UM FIO DE ESPERANÇA
É comum afirmar que o povo só aprecia o que é de mau
gosto, superficial e vazio. Errado. Três depoimentos talvez possam comprovar o
contrário, que há uma tênue esperança do surgimento de uma nova realidade.
Em janeiro terminou a novela O Cravo e a Rosa, em
reprise, no programa Vale a Pena Ver de Novo, na Globo. Foi um sucesso, como da
primeira vez, com ibope alto. Ora, a obra de Walcyr Carrasco e Mário Teixeira,
com a colaboração de Duca Rachid, é uma adaptação da comédia de Shakespeare, A
Megera Domada. No texto, várias vezes
dois protagonistas recitam versos de poetas famosos, principalmente do soneto
de Camões: “O Amor é um fogo que arde em se ver; / É dor que dói e não se
sente; / É um contentamento descontente, / É dor que desatina sem doer”. Jamais
um poeta cantou os paradoxos do Amor, como o autor dos Lusíadas, cuja obra
lírica é considerada uma das melhores da Literatura Universal. Sem sombra de
dúvidas, a excelente novela também faz a apologia do Amor, único sentimento que
pode trazer felicidade aos Amantes, cita frases célebres, é enriquecida de fina
ironia. Apesar do maniqueísmo, outro ponto positivo da trama é realçar a figura
do professor, em um enfoque positivo de homem pobre, todavia culto, honesto,
íntegro e nobre.
Tento enfatizar que o gosto popular sabe também apreciar
o que é bom, mais erudito. O segundo
depoimento é pessoal. Escrevo no Caderno C, no jornal A Cidade, há quase dez
anos. Tenho liberdade de escolha dos temas. Também respeito os Leitores, que,
para mim, são sempre um mistério. Vario de gênero nos textos, que são ora muito
simples e accessíveis, ora bem jornalísticos, com linguagem mais denotativa, outras
vezes mais literária, usando a conotação e assuntos mais complexos. Ora, aprecio
muito a arte de Dalí, sobre a qual há críticas controversas. Conheço o Museu
Dalí, em Figueras, na Espanha, na Região da Cataluña, Província de Girona. O
surrealismo de Salvador Dalí impressiona, surpreende, atrai visitantes do mundo
inteiro.
Há algum tempo resolvi usar minha coluna descrevendo um
quadro de Dalí, comentando sua beleza, complexidade e criatividade singular.

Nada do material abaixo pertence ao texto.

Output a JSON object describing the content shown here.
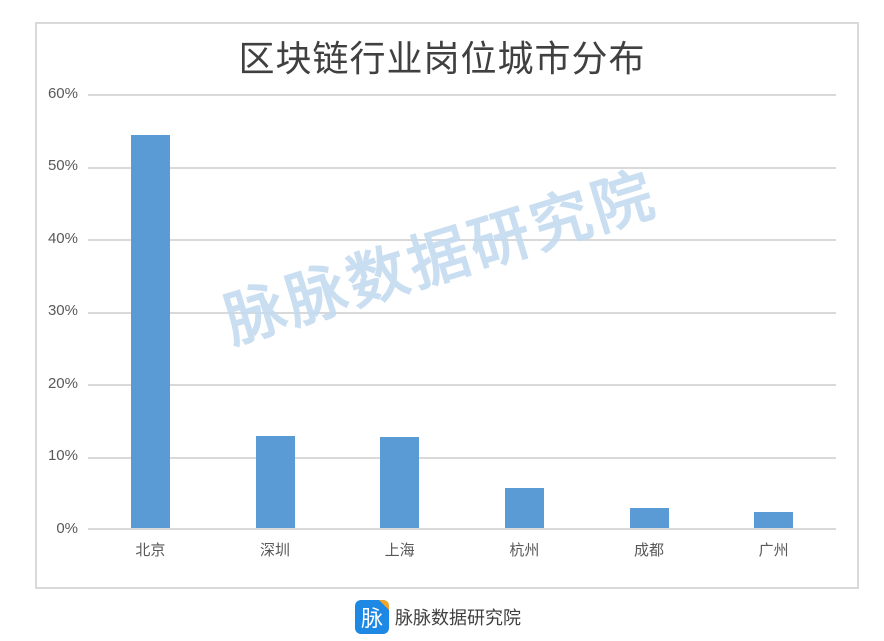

Confesso que se o assunto me agradava, todavia o artigo teria talvez poucos
leitores. Para minha surpresa, tive um grande retorno, com e-mails e
telefonemas dizendo terem apreciado o que escrevi e um recado me surpreendeu
sobremaneira: “Sou borracheiro, entendo pouco de Arte, mas seu artigo foi um os
mais belos textos que já li”. Reelaborei
o texto, completando-o e, a pedidos, brevemente voltarei a publicá-lo.
O terceiro depoimento é mais
convincente, pois fala do gosto do povo, do que ele aprecia. Em uma das Feiras
do Livro, deu-se o encerramento com a Orquestra Sinfônica de Ribeirão Preto tocando
músicas clássicas, na Praça XV. Era uma linda manhã fresca e azul; compareceu
uma multidão de seis mil pessoas. O povo gostou muito, ficou em um silêncio
quase religioso, aplaudiu com entusiasmo.
Foi um exemplo de bom gosto e sensibilidade.
Assim, volto a enfatizar: o povo
parece gostar só do que é ruim, não tem capacidade de apreciar o que é belo,
mais elevado e sutil. Não é verdade. Talvez seu propalado mau gosto seja fruto
da falta de oportunidade de provar o que é bom.
A comida caseira, que lhe é oferecida todos os dias, principalmente pela
Televisão, é um fast-food de péssima qualidade. É hora de mudar o cardápio, pois o aforisma
popular já denuncia: O mau hábito faz o monge.